Epidemiology and evidence have demonstrated that colon carcinoma is one of the most common gastrointestinal tumors in the clinic. Reports have suggested that Tunicamycin significantly inhibits aggressiveness of colon carcinoma cells by promotion of apoptosis. In the present study, the inhibitory effect of tunicamycin on colon cancer cells and the potential underlying molecular mechanism was investigated. Western blotting, immunohistochemistry, apoptotic assays and immunofluorescence were used to analyze the therapeutic effects of tunicamycin on apoptosis, growth, aggressiveness and cell cycle of colon tumor cells, by downregulation of fibronectin, vimentin and E-cadherin expression levels. In vitro experiments demonstrated that tunicamycin significantly inhibited growth, migration and invasion of colon carcinoma cells. In addition, tunicamycin administration promoted apoptosis of colon carcinoma cells via upregulation of apoptotic protease activating factor 1 and cytochrome c expression levels, which are proteins that have a role in mitochondrial apoptosis signaling. Cell cycle assays revealed that tunicamycin suppressed proliferation and arrested S phase entry of colon carcinoma cells.

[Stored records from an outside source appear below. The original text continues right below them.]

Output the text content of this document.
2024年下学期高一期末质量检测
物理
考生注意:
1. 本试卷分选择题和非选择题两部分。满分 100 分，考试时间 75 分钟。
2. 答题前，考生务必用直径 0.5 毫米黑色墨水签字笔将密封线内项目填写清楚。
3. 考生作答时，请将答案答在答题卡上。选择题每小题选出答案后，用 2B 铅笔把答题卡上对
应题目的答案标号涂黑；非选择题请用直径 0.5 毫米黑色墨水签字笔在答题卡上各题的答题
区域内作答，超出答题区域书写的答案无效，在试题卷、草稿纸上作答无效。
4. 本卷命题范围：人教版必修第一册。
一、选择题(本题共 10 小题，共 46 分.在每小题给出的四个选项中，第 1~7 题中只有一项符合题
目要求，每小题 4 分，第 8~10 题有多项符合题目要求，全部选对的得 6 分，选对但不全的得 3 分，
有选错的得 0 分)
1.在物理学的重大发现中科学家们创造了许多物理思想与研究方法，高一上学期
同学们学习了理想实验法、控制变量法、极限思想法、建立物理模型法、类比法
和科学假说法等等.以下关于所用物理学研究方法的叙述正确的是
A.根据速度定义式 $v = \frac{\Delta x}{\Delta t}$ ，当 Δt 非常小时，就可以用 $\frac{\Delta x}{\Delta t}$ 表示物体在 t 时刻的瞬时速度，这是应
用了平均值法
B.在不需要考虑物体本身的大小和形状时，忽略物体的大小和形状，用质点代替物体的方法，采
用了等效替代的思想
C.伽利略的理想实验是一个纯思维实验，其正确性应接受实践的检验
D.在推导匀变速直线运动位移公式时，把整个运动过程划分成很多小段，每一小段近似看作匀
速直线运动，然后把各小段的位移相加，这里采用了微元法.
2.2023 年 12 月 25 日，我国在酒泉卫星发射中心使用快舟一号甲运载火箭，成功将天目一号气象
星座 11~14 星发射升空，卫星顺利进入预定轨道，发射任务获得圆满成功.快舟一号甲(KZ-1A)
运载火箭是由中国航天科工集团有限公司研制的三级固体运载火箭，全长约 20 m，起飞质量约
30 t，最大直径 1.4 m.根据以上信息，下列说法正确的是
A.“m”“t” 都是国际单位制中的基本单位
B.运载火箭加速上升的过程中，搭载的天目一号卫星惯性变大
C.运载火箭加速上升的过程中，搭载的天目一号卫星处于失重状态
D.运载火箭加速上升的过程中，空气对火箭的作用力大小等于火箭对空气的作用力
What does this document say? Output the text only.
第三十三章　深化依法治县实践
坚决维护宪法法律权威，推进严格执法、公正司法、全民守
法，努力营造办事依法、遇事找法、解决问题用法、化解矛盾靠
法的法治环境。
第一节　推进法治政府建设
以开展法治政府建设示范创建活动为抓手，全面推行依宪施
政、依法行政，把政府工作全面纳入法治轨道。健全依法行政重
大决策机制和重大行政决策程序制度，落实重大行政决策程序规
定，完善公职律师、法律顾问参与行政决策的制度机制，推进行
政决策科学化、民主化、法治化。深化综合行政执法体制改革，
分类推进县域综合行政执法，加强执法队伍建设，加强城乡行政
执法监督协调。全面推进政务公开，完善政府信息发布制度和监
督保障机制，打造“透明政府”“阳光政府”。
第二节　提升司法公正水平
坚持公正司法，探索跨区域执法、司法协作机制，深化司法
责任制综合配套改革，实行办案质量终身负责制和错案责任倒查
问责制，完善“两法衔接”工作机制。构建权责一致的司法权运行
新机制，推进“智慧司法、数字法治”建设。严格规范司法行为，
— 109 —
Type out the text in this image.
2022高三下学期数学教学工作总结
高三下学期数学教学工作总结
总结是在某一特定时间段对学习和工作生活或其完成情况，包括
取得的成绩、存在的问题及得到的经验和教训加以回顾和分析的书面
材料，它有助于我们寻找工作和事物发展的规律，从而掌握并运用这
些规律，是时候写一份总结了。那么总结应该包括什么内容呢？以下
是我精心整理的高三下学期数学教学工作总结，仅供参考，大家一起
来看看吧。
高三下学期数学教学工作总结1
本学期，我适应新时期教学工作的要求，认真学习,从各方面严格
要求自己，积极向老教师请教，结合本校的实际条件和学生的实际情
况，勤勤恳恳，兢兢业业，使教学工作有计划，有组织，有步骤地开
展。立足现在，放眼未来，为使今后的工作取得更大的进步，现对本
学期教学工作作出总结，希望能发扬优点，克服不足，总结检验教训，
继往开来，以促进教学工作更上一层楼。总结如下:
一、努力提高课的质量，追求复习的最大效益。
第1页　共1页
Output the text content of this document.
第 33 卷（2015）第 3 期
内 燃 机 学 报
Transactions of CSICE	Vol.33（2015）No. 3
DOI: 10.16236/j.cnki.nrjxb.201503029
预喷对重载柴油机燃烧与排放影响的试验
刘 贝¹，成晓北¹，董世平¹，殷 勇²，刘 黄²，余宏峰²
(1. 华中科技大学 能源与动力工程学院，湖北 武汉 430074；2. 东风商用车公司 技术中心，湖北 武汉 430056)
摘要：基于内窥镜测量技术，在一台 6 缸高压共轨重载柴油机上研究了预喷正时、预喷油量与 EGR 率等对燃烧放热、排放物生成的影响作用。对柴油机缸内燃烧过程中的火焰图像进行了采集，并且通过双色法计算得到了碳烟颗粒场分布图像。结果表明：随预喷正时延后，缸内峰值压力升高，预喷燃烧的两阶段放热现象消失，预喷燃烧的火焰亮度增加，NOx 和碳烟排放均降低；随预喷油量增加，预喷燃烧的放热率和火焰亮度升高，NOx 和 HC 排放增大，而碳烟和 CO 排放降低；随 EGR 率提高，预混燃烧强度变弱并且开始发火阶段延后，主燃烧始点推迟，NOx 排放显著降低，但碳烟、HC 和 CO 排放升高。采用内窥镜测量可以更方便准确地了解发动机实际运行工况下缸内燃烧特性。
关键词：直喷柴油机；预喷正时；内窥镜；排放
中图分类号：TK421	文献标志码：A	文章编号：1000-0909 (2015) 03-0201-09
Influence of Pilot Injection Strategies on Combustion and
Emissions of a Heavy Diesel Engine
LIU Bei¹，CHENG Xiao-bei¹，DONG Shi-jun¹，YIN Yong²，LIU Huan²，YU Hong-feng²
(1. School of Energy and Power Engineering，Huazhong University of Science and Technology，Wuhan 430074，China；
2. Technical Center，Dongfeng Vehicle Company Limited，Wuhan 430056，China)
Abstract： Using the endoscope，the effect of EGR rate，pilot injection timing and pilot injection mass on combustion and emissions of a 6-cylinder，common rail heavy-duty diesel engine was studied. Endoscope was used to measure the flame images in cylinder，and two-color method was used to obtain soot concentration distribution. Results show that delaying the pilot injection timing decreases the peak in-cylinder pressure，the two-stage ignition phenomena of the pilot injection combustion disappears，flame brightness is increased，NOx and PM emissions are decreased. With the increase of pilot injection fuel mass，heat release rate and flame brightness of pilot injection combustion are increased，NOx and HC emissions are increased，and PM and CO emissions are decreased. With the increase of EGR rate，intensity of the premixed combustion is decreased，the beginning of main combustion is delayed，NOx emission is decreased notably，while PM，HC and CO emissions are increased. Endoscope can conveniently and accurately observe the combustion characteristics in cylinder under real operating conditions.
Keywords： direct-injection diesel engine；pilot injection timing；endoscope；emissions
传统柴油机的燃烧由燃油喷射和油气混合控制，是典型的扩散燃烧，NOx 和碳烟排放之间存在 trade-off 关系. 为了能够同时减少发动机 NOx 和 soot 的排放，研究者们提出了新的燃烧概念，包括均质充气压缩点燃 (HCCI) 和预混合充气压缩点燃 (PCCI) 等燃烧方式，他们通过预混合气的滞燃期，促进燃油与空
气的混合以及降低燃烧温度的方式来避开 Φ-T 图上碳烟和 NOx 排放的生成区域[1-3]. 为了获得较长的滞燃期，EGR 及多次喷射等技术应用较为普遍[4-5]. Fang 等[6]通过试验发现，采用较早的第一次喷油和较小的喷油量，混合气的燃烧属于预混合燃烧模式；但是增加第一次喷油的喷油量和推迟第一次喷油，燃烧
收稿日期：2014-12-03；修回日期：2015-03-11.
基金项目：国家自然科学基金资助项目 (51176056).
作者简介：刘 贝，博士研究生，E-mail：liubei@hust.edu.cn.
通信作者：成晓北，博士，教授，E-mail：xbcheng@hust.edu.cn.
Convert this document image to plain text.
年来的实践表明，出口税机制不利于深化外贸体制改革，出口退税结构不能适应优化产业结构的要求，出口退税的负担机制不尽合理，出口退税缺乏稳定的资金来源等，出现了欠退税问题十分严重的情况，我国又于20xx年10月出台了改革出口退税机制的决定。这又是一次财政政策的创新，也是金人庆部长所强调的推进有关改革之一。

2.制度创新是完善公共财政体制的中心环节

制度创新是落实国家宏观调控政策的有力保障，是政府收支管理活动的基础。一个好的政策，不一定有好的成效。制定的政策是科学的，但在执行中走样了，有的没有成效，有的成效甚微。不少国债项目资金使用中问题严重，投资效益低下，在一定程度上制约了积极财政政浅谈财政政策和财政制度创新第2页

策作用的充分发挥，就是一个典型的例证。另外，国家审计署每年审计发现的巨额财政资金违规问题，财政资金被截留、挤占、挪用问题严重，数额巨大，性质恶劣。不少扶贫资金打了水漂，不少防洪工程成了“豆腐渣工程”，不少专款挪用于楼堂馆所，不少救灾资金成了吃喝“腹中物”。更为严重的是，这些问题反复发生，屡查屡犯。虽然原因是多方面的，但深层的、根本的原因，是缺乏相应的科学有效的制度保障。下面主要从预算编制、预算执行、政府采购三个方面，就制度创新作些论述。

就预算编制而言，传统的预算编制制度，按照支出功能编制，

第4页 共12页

Mechanistic analysis demonstrated that tunicamycin reduced expression and phosphorylation levels of extracellular signal-regulated kinase (ERK), c-JUN N-terminal kinase (JNK) and protein kinase B (AKT), and inhibited mammalian target of rapamycin (mTOR) expression levels in colon carcinoma cells. Endogenous overexpression of ERK inhibited tunicamycin-mediated downregulation of JNK, AKT and mTOR expression, which further blocked tunicamycin-mediated inhibition of growth and aggressiveness of colon carcinoma. In vivo assays revealed that tunicamycin treatment significantly inhibited tumor growth and promoted apoptosis, which led to long-term survival of tumor-bearing mice compared with the control group. In conclusion, these results suggested that tunicamycin may inhibit growth and aggressiveness of colon cancer via the ERK-JNK-mediated AKT/mTOR signaling pathway, and suggested that tunicamycin may be a potential anti-cancer agent for colon carcinoma therapy.